I think the strategy is still around what we need targeted gene mutation profiling for. Certain types of tumors, for instance, we might have different drugs that would treat a lung cancer mutation better than it would treat a colon cancer mutation, so we look at whether we should have some targeted profiles for different cancers, or should we just run the same profile of all known mutations in all cancers? It somewhat gets down to cost, expenses, insurance reimbursement and some complicated factors that may help direct how we do this in the future. But what we expect to happen is that every patient that has metastatic solid tumor will get NGS sequencing and identify all of the known tumor mutations associated with cancer. That way, we just have the most complete information on every patient that we are treating, and again, open it up to new drugs, new clinical trials, as well as existing immune therapies and other treatments.

What challenges do you think need to be further looked at?

Where we get interested is in looking at how these mutations might also be utilized to diagnose cancer, especially when we talk about liquid biopsy. So diagnosis and screening, using an NGS approach of some sort, is also an exciting aspect of this field moving forward. We know that DNA is leaked into the blood system constantly by tumors, even early tumors, so if we can use that as a way to screen cancers, using NGS sequenc[ing], identifying mutations specific to cancers, then not only can we identify whether a patient has cancer somewhere in their body, but also maybe pinpoint what cancer that is to direct further workup. I think where it gets exciting is if you think about using these technologies to screen for cancer earlier as well as to detect and follow patients who are being treated with cancer to know whether or not they're responding to treatment.

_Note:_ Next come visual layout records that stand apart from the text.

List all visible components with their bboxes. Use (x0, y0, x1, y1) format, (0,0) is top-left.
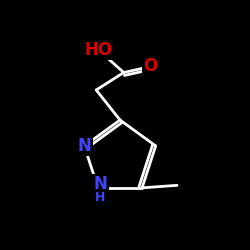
Text: HO: HO (85, 41, 113, 59)
Text: H: H (95, 191, 106, 204)
Text: N: N (78, 137, 91, 155)
Text: O: O (143, 57, 157, 75)
Text: N: N (94, 175, 108, 193)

Are there any other ongoing research in this area or any other?

There is a lot of exciting research in terms of how [to make] the tests more sensitive to be able to identify more mutations and how you may be looking at other ways to analyze the DNA other than just sequencing that might predict different aspects of cancer and the presence of cancer. There is an enormous amount of exciting research that I think will be developed in the near future to help direct us more from a biomarker standpoint in cancer.